One-Time Secret
Share a password or note via a link that works once, then self-destructs. End-to-end encrypted in your browser — the server only holds an unreadable blob.
published
- [FREE]
- [NO_SIGNUP]
- [SAVES_DATA]
⚠ Unlike most of the site, this tool sends your input to a server and stores it to work. It tells you exactly what it keeps and why — see the tool and the privacy page.
A one-time secret link lets you hand someone a password or sensitive note that can be opened exactly once and then self-destructs — encrypted end-to-end in your browser.
How it stays private
- You type the secret. Your browser generates a random AES-256-GCM key and encrypts the secret locally.
- Only the ciphertext is sent to the server. The key is placed in the link after
#— the URL fragment, which browsers never send to any server. - The recipient opens the link; their browser fetches the ciphertext and decrypts it locally with the key from the link.
- On that first fetch, the server deletes the secret (atomic burn-on-read). Open it again → nothing.
The server only ever holds an unreadable blob. It can’t decrypt your secret, because it never has the key.
Why it needs a server
Even though it’s end-to-end encrypted, the blob has to be stored somewhere the recipient can reach, and the “destroy after one read” rule has to be enforced server-side. That’s all the backend does (Cloudflare Pages Functions + D1) — store ciphertext, hand it over once, burn it.
Good to know
- Lost link = lost secret. We can’t recover it; we never had the key.
- First opener wins. Anyone who opens the link first sees the secret and burns it — send it over a trusted channel. If the real recipient finds it “already viewed,” treat that as a tamper signal.
- Expiry is a backstop: unopened secrets are deleted after the time you pick.
Related tools
- Password Generator — make a strong secret to share.
- Hash Generator — verify a file or string by checksum instead.
- URL Shortener — the other server-backed tool here.
Frequently asked questions
How is this safe to send a password through?
The secret is encrypted in your browser with AES-256-GCM before anything is sent. Only the ciphertext reaches the server; the decryption key is placed in the link after the # (the URL fragment), which browsers never transmit to a server. So the server stores an unreadable blob and literally cannot decrypt it. The recipient's browser pulls the blob and decrypts it locally using the key from the link.

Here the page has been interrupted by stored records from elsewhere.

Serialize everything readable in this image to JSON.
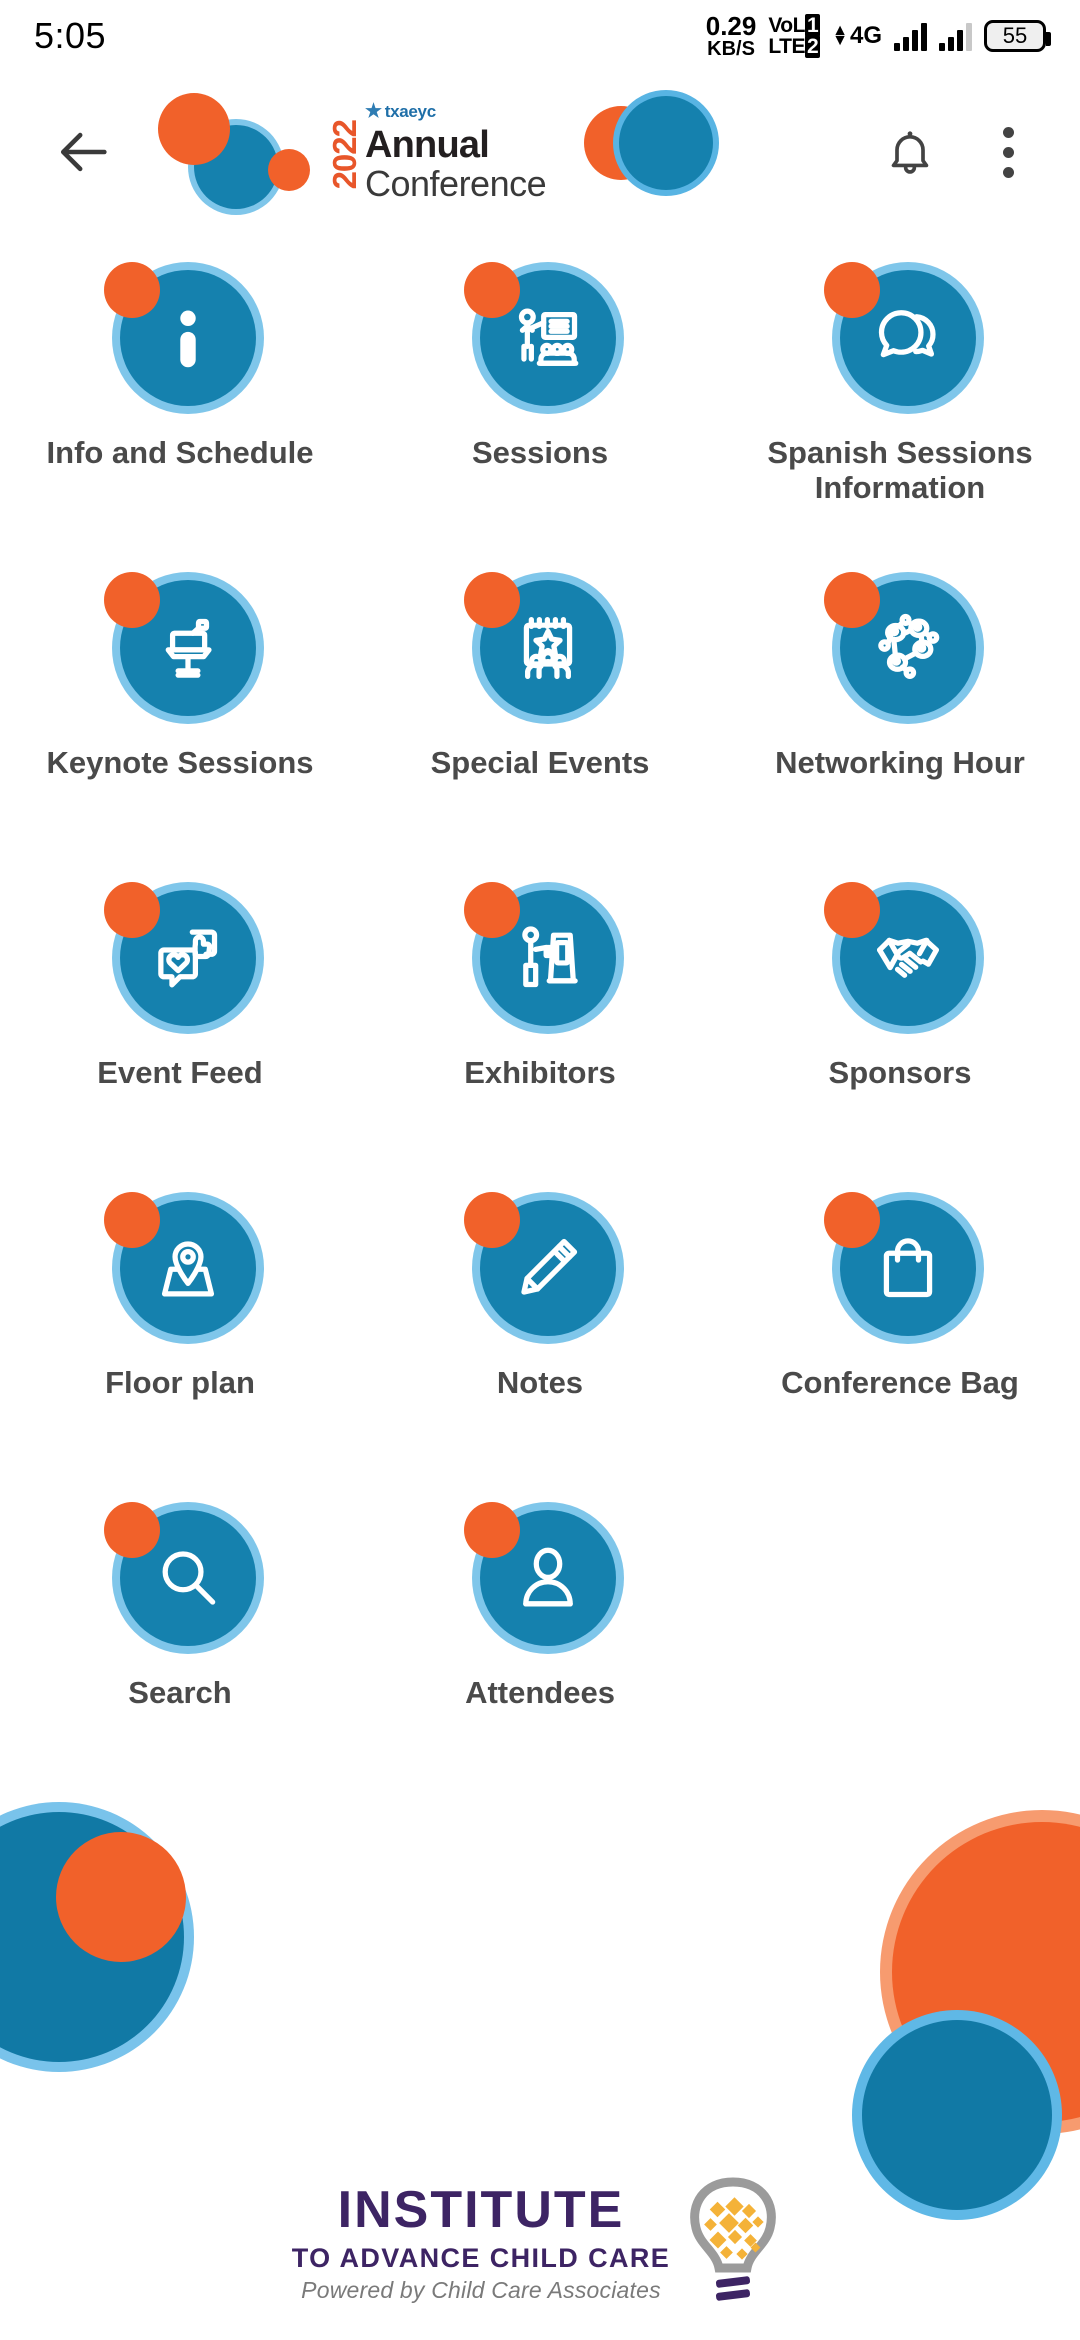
{
  "status_bar": {
    "clock": "5:05",
    "net_speed_value": "0.29",
    "net_speed_unit": "KB/S",
    "volte_line1": "VoL",
    "volte_line2": "LTE",
    "volte_badge1": "1",
    "volte_badge2": "2",
    "network_type": "4G",
    "battery_percent": "55"
  },
  "header": {
    "back_icon": "arrow-left-icon",
    "brand_year": "2022",
    "brand_org": "txaeyc",
    "brand_line1": "Annual",
    "brand_line2": "Conference",
    "notifications_icon": "bell-icon",
    "overflow_icon": "kebab-menu-icon"
  },
  "menu": {
    "items": [
      {
        "id": "info-and-schedule",
        "label": "Info and Schedule",
        "icon": "info-icon",
        "wrap": false
      },
      {
        "id": "sessions",
        "label": "Sessions",
        "icon": "presentation-icon",
        "wrap": false
      },
      {
        "id": "spanish-sessions-information",
        "label": "Spanish Sessions Information",
        "icon": "speech-bubbles-icon",
        "wrap": true
      },
      {
        "id": "keynote-sessions",
        "label": "Keynote Sessions",
        "icon": "lectern-icon",
        "wrap": false
      },
      {
        "id": "special-events",
        "label": "Special Events",
        "icon": "calendar-star-icon",
        "wrap": false
      },
      {
        "id": "networking-hour",
        "label": "Networking Hour",
        "icon": "network-nodes-icon",
        "wrap": false
      },
      {
        "id": "event-feed",
        "label": "Event Feed",
        "icon": "feed-heart-icon",
        "wrap": false
      },
      {
        "id": "exhibitors",
        "label": "Exhibitors",
        "icon": "exhibitor-booth-icon",
        "wrap": false
      },
      {
        "id": "sponsors",
        "label": "Sponsors",
        "icon": "handshake-icon",
        "wrap": false
      },
      {
        "id": "floor-plan",
        "label": "Floor plan",
        "icon": "map-pin-icon",
        "wrap": false
      },
      {
        "id": "notes",
        "label": "Notes",
        "icon": "pencil-icon",
        "wrap": false
      },
      {
        "id": "conference-bag",
        "label": "Conference Bag",
        "icon": "shopping-bag-icon",
        "wrap": false
      },
      {
        "id": "search",
        "label": "Search",
        "icon": "search-icon",
        "wrap": false
      },
      {
        "id": "attendees",
        "label": "Attendees",
        "icon": "person-icon",
        "wrap": false
      }
    ]
  },
  "footer": {
    "logo_line1": "INSTITUTE",
    "logo_line2": "TO ADVANCE CHILD CARE",
    "logo_line3": "Powered by Child Care Associates",
    "logo_icon": "lightbulb-icon"
  },
  "colors": {
    "brand_blue": "#1581AE",
    "brand_blue_ring": "#7FC6EA",
    "brand_orange": "#F1612A",
    "label_gray": "#4A4A4A",
    "footer_purple": "#3D2464",
    "footer_gray": "#7A7A7A",
    "bulb_gray": "#9B9B9B",
    "bulb_gold": "#F4B238"
  }
}
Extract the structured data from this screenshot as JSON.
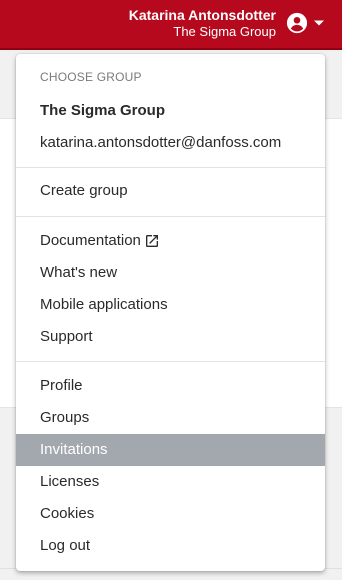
{
  "header": {
    "user_name": "Katarina Antonsdotter",
    "org_name": "The Sigma Group",
    "brand_color": "#b6091e",
    "avatar_icon": "account-circle-icon",
    "caret_icon": "caret-down-icon"
  },
  "menu": {
    "section_header": "CHOOSE GROUP",
    "current_group": "The Sigma Group",
    "email": "katarina.antonsdotter@danfoss.com",
    "create_group": "Create group",
    "links": {
      "documentation": "Documentation",
      "documentation_icon": "external-link-icon",
      "whats_new": "What's new",
      "mobile_apps": "Mobile applications",
      "support": "Support"
    },
    "account": {
      "profile": "Profile",
      "groups": "Groups",
      "invitations": "Invitations",
      "licenses": "Licenses",
      "cookies": "Cookies",
      "log_out": "Log out"
    },
    "active_item": "Invitations",
    "active_color": "#a2a8ae"
  }
}
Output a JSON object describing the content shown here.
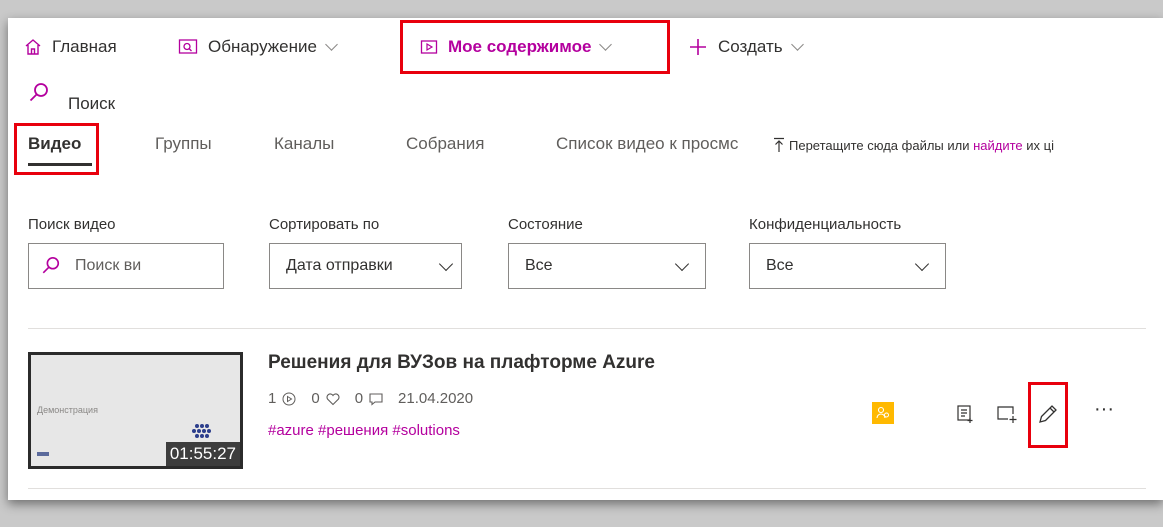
{
  "nav": {
    "home_label": "Главная",
    "discover_label": "Обнаружение",
    "my_content_label": "Мое содержимое",
    "create_label": "Создать"
  },
  "search": {
    "placeholder": "Поиск"
  },
  "tabs": [
    {
      "label": "Видео"
    },
    {
      "label": "Группы"
    },
    {
      "label": "Каналы"
    },
    {
      "label": "Собрания"
    },
    {
      "label": "Список видео к просмс"
    }
  ],
  "upload": {
    "text_before": "Перетащите сюда файлы или ",
    "link": "найдите",
    "text_after": " их ці"
  },
  "filters": {
    "search_videos_label": "Поиск видео",
    "search_videos_placeholder": "Поиск ви",
    "sort_label": "Сортировать по",
    "sort_value": "Дата отправки",
    "status_label": "Состояние",
    "status_value": "Все",
    "privacy_label": "Конфиденциальность",
    "privacy_value": "Все"
  },
  "video": {
    "title": "Решения для ВУЗов на плафторме Azure",
    "views": "1",
    "likes": "0",
    "comments": "0",
    "date": "21.04.2020",
    "tags": "#azure #решения #solutions",
    "duration": "01:55:27",
    "thumbnail_text": "Демонстрация",
    "more_label": "···"
  },
  "colors": {
    "accent": "#b4009e",
    "highlight_box": "#e8000d",
    "privacy_badge": "#ffb900"
  }
}
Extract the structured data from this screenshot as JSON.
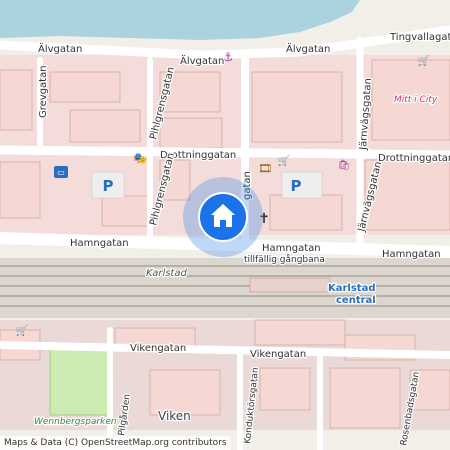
{
  "streets": {
    "alvgatan_a": "Älvgatan",
    "alvgatan_b": "Älvgatan",
    "alvgatan_c": "Älvgatan",
    "tingvallagatan": "Tingvallagatan",
    "drottninggatan_a": "Drottninggatan",
    "drottninggatan_b": "Drottninggatan",
    "hamngatan_a": "Hamngatan",
    "hamngatan_b": "Hamngatan",
    "hamngatan_c": "Hamngatan",
    "vikengatan_a": "Vikengatan",
    "vikengatan_b": "Vikengatan",
    "grevgatan": "Grevgatan",
    "pihlgrensgatan_a": "Pihlgrensgatan",
    "pihlgrensgatan_b": "Pihlgrensgatan",
    "jarnvagsgatan_a": "Järnvägsgatan",
    "jarnvagsgatan_b": "Järnvägsgatan",
    "lagatan": "gatan",
    "pilgarden": "Pilgården",
    "konduktorsgatan": "Konduktörsgatan",
    "rosenbadsgatan": "Rosenbadsgatan",
    "tillfallig": "tillfällig gångbana"
  },
  "places": {
    "karlstad_italic": "Karlstad",
    "station_line1": "Karlstad",
    "station_line2": "central",
    "mitt_i_city": "Mitt i City",
    "wennbergsparken": "Wennbergsparken",
    "viken": "Viken"
  },
  "symbols": {
    "parking": "P"
  },
  "credit": "Maps & Data (C) OpenStreetMap.org contributors",
  "colors": {
    "water": "#aad3df",
    "building": "#f5d7d3",
    "building_stroke": "#d6a9a3",
    "road": "#ffffff",
    "railway": "#b9b3ac",
    "park": "#cdebb0",
    "marker": "#1a73e8",
    "marker_halo": "#4a8ee8"
  },
  "icons": [
    "home-icon",
    "parking-icon",
    "anchor-icon",
    "shop-icon",
    "theatre-icon",
    "cinema-icon",
    "church-icon",
    "bus-icon"
  ]
}
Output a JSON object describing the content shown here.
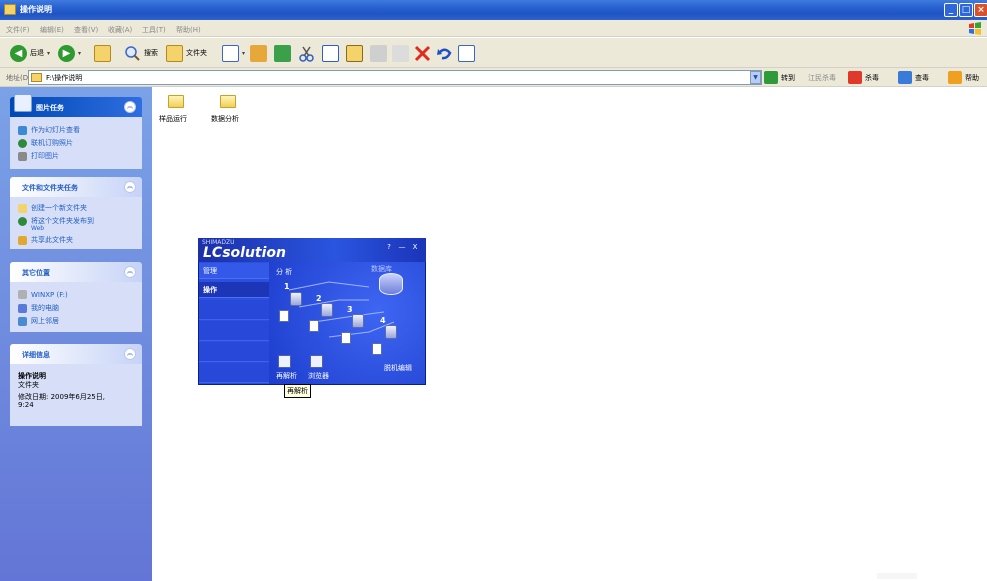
{
  "window": {
    "title": "操作说明"
  },
  "menu": [
    "文件(F)",
    "编辑(E)",
    "查看(V)",
    "收藏(A)",
    "工具(T)",
    "帮助(H)"
  ],
  "toolbar": {
    "back": "后退",
    "forward": "",
    "search": "搜索",
    "folders": "文件夹"
  },
  "address": {
    "label": "地址(D)",
    "value": "F:\\操作说明",
    "go": "转到",
    "links": [
      {
        "label": "江民杀毒"
      },
      {
        "label": "杀毒"
      },
      {
        "label": "查毒"
      },
      {
        "label": "帮助"
      }
    ]
  },
  "taskpane": {
    "picture_tasks": {
      "title": "图片任务",
      "items": [
        "作为幻灯片查看",
        "联机订购照片",
        "打印图片"
      ]
    },
    "file_tasks": {
      "title": "文件和文件夹任务",
      "items": [
        "创建一个新文件夹",
        "将这个文件夹发布到",
        "Web",
        "共享此文件夹"
      ]
    },
    "other_places": {
      "title": "其它位置",
      "items": [
        "WINXP (F:)",
        "我的电脑",
        "网上邻居"
      ]
    },
    "details": {
      "title": "详细信息",
      "name": "操作说明",
      "type": "文件夹",
      "modified": "修改日期: 2009年6月25日,",
      "time": "9:24"
    }
  },
  "folders": [
    "样品运行",
    "数据分析"
  ],
  "lcsolution": {
    "brand": "SHIMADZU",
    "logo": "LCsolution",
    "window_buttons": [
      "?",
      "—",
      "X"
    ],
    "tabs": [
      "管理",
      "操作"
    ],
    "heading": "分 析",
    "database": "数据库",
    "steps": [
      "1",
      "2",
      "3",
      "4"
    ],
    "reanalysis": "再解析",
    "browser": "浏览器",
    "offline": "脱机编辑",
    "tooltip": "再解析"
  }
}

What does "one-time" mean exactly?
The moment the link is opened and the secret is fetched, the server deletes it (an atomic burn-on-read). A second person opening the same link gets nothing. If no one opens it, it's deleted at the expiry you chose (1 hour to 7 days).
Why does this need a server at all if it's end-to-end encrypted?
The encrypted blob has to live somewhere the recipient can fetch it from, and the "destroy after one read" guarantee has to be enforced server-side. So a small backend (Cloudflare Pages Functions + D1) stores the ciphertext and burns it on first read. It never sees the key or the plaintext.
What if I lose the link?
It's gone. We can't recover or re-show it — the key only ever existed in that link, and we never had it. Create a new secret.
Can you read my secret?
No. The key never leaves the link's fragment, which isn't sent to the server. We only store ciphertext + the random IV. Standard host-level request metadata (IP, timestamp) may be logged by Cloudflare as on any site, but that reveals nothing about the secret.
Should I still trust the recipient and the channel?
Yes — send the link over a channel you trust, and remember anyone who opens it first gets the secret (and burns it). If the link is intercepted and opened, the real recipient will see it's already been viewed — a useful tamper signal.